Premier Jennifer Smith

If some of the anti-Jennifer Smith dissidents within the Progressive Labour Party are unhappy with her leadership style, many also say that she and her Cabinet are not doing enough for the underprivileged in the community - the very people the PLP was founded to serve.

This is a conundrum that all centre-left parties face, from the Bill Clinton Democrats to Tony Blair's New Labour to Jennifer Smith's New Bermuda PLP.

Having been kept out of political power for generations, the liberal/left moved to the centre out of necessity, giving up elements of their doctrine in order to capture the middle class, middle ground, swing vote.

That this strategy has been an electoral success is unquestioned. But if US Democrats had to give up "tax and spend", Labour had to give up nationalisation and the PLP had to give up Independence and income tax (at least in the last election) in order to gain power, not all of their supporters are going to be happy as a result.

At the same time, there may also be a sense, in the words of Rolfe Commissiong in Monday's paper, "that Bermudians are continuing to feel, even more so over the last couple of years, that they are somehow losing control of their own country".

The question is whether another leader can address that feeling and at the same time keep the middle of the road vote on the PLP's side.

Thus Ms Smith and her Cabinet - since collective responsibility applies to any decisions taken by the Government - have been "pushed" to give their supporters a sense of control over their destiny and "pulled" to maintain the economy and to keep the middle of the road swing vote.

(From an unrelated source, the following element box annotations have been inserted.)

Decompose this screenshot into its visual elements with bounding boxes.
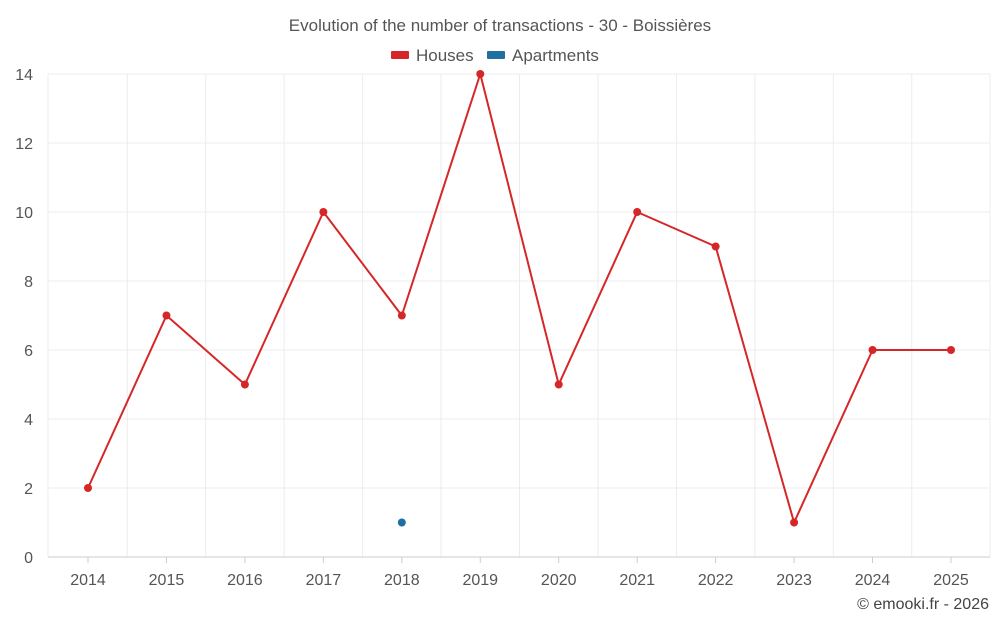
y-tick-label-10: 10 [15,205,33,222]
y-axis-ticks: 0 2 4 6 8 10 12 14 [15,67,33,567]
x-tick-label-2015: 2015 [149,572,185,589]
legend-label-houses: Houses [416,46,474,65]
point-houses-2016[interactable] [240,380,249,389]
x-tick-label-2024: 2024 [855,572,891,589]
x-tick-label-2020: 2020 [541,572,577,589]
legend-swatch-houses [391,51,409,59]
x-tick-label-2022: 2022 [698,572,734,589]
point-houses-2023[interactable] [790,518,799,527]
point-houses-2020[interactable] [554,380,563,389]
x-axis-ticks: 2014 2015 2016 2017 2018 2019 2020 2021 2022 2023… [70,557,969,589]
point-houses-2014[interactable] [84,484,92,492]
x-tick-label-2023: 2023 [776,572,812,589]
x-tick-label-2017: 2017 [306,572,342,589]
legend-swatch-apartments [487,51,505,59]
x-tick-label-2019: 2019 [462,572,498,589]
legend-label-apartments: Apartments [512,46,599,65]
point-houses-2019[interactable] [476,70,485,78]
point-houses-2018[interactable] [397,311,406,320]
credit-text: © emooki.fr - 2026 [857,596,989,613]
y-tick-label-12: 12 [15,136,33,153]
axes [47,74,991,558]
point-houses-2017[interactable] [319,208,328,216]
chart-title: Evolution of the number of transactions … [289,16,711,35]
y-tick-label-2: 2 [24,481,33,498]
y-tick-label-4: 4 [24,412,33,429]
x-tick-label-2014: 2014 [70,572,106,589]
series-lines [87,73,951,524]
y-tick-label-6: 6 [24,343,33,360]
point-houses-2024[interactable] [868,346,877,354]
point-houses-2022[interactable] [711,242,720,251]
y-tick-label-0: 0 [24,550,33,567]
point-houses-2015[interactable] [162,311,171,320]
y-tick-label-14: 14 [15,67,33,84]
legend-item-houses[interactable]: Houses [391,46,474,65]
point-houses-2021[interactable] [633,208,642,216]
point-houses-2025[interactable] [947,346,955,354]
x-tick-label-2018: 2018 [384,572,420,589]
x-tick-label-2021: 2021 [619,572,655,589]
x-tick-label-2025: 2025 [933,572,969,589]
point-apartments-2018[interactable] [397,518,406,527]
legend: Houses Apartments [391,46,599,65]
series-line-houses [87,73,951,524]
x-tick-label-2016: 2016 [227,572,263,589]
y-tick-label-8: 8 [24,274,33,291]
vertical-grid [126,74,913,557]
legend-item-apartments[interactable]: Apartments [487,46,599,65]
series-points [84,70,955,527]
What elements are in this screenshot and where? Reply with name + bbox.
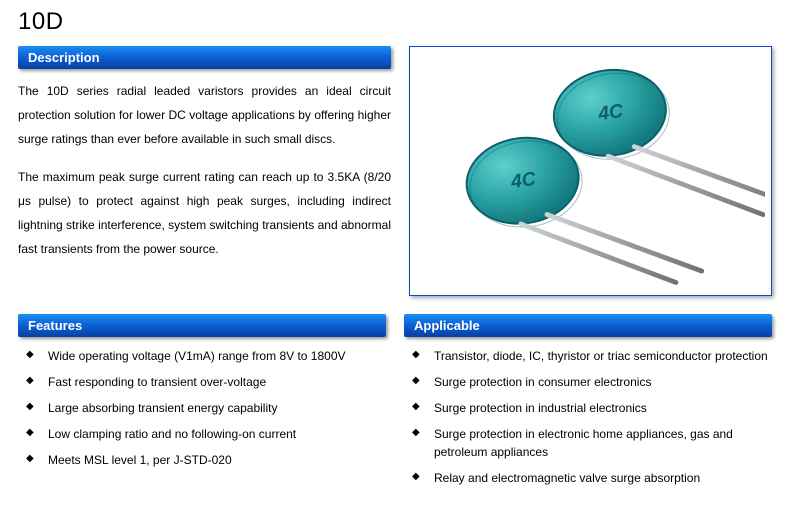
list-item: Relay and electromagnetic valve surge ab… bbox=[410, 469, 772, 487]
list-item: Surge protection in electronic home appl… bbox=[410, 425, 772, 461]
features-list: Wide operating voltage (V1mA) range from… bbox=[18, 347, 386, 469]
svg-text:4C: 4C bbox=[596, 100, 626, 126]
list-item: Large absorbing transient energy capabil… bbox=[24, 399, 386, 417]
applicable-list: Transistor, diode, IC, thyristor or tria… bbox=[404, 347, 772, 487]
list-item: Surge protection in consumer electronics bbox=[410, 373, 772, 391]
svg-text:4C: 4C bbox=[509, 168, 539, 194]
applicable-heading: Applicable bbox=[404, 314, 772, 337]
description-paragraph-2: The maximum peak surge current rating ca… bbox=[18, 165, 391, 261]
list-item: Surge protection in industrial electroni… bbox=[410, 399, 772, 417]
upper-row: Description The 10D series radial leaded… bbox=[18, 46, 772, 310]
description-paragraph-1: The 10D series radial leaded varistors p… bbox=[18, 79, 391, 151]
lower-row: Features Wide operating voltage (V1mA) r… bbox=[18, 314, 772, 495]
varistor-illustration: 4C 4C bbox=[416, 53, 765, 289]
features-heading: Features bbox=[18, 314, 386, 337]
list-item: Wide operating voltage (V1mA) range from… bbox=[24, 347, 386, 365]
list-item: Low clamping ratio and no following-on c… bbox=[24, 425, 386, 443]
applicable-column: Applicable Transistor, diode, IC, thyris… bbox=[404, 314, 772, 495]
page-title: 10D bbox=[18, 8, 772, 36]
list-item: Fast responding to transient over-voltag… bbox=[24, 373, 386, 391]
description-heading: Description bbox=[18, 46, 391, 69]
image-column: 4C 4C bbox=[409, 46, 772, 310]
product-image-box: 4C 4C bbox=[409, 46, 772, 296]
features-column: Features Wide operating voltage (V1mA) r… bbox=[18, 314, 386, 495]
list-item: Transistor, diode, IC, thyristor or tria… bbox=[410, 347, 772, 365]
list-item: Meets MSL level 1, per J-STD-020 bbox=[24, 451, 386, 469]
description-column: Description The 10D series radial leaded… bbox=[18, 46, 391, 275]
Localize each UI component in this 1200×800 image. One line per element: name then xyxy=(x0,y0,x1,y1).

Evidently, there is a feeling that there has been more pulling than pushing going on. But can another leader achieve the balance that is necessary to keep the economy going and to address the social needs of the electorate that put the PLP into power? That is the question that Attorney General Dame Lois Browne Evans and Independent MP Trevor Moniz posed in yesterday's newspaper. Both said that Ms Smith had delivered most of what the PLP promised and both suggested that any alternative to Ms Smith would be worse, although possibly for different reasons.

The question that the dissidents have to decide on is whether another leader who better addresses the concerns of the underprivileged can do so without "putting the Country into a mess", as Dame Lois put it, or without losing power at the next Election.

Mr. Moniz put the question more bluntly. Can a leader who puts more of an emphasis on race than Ms Smith has successfully lead "one Bermuda" which is made up of more than one race and could that person keep the PLP itself together when MPs like Dale Butler have already expressed their concerns about the racial agenda of some of his PLP colleagues?

It's one thing to get rid of one leader, and it is quite another to find someone who can enunciate a vision of a new new Bermuda.

Any leader who wishes to gain and hold power needs to enunciate a vision of where they want their society to go. Ms Smith has not done that recently in a way that goes beyond generalisations and platitudes, but nor have any of her would-be rivals managed to do so.

And that's the big problem the PLP faces.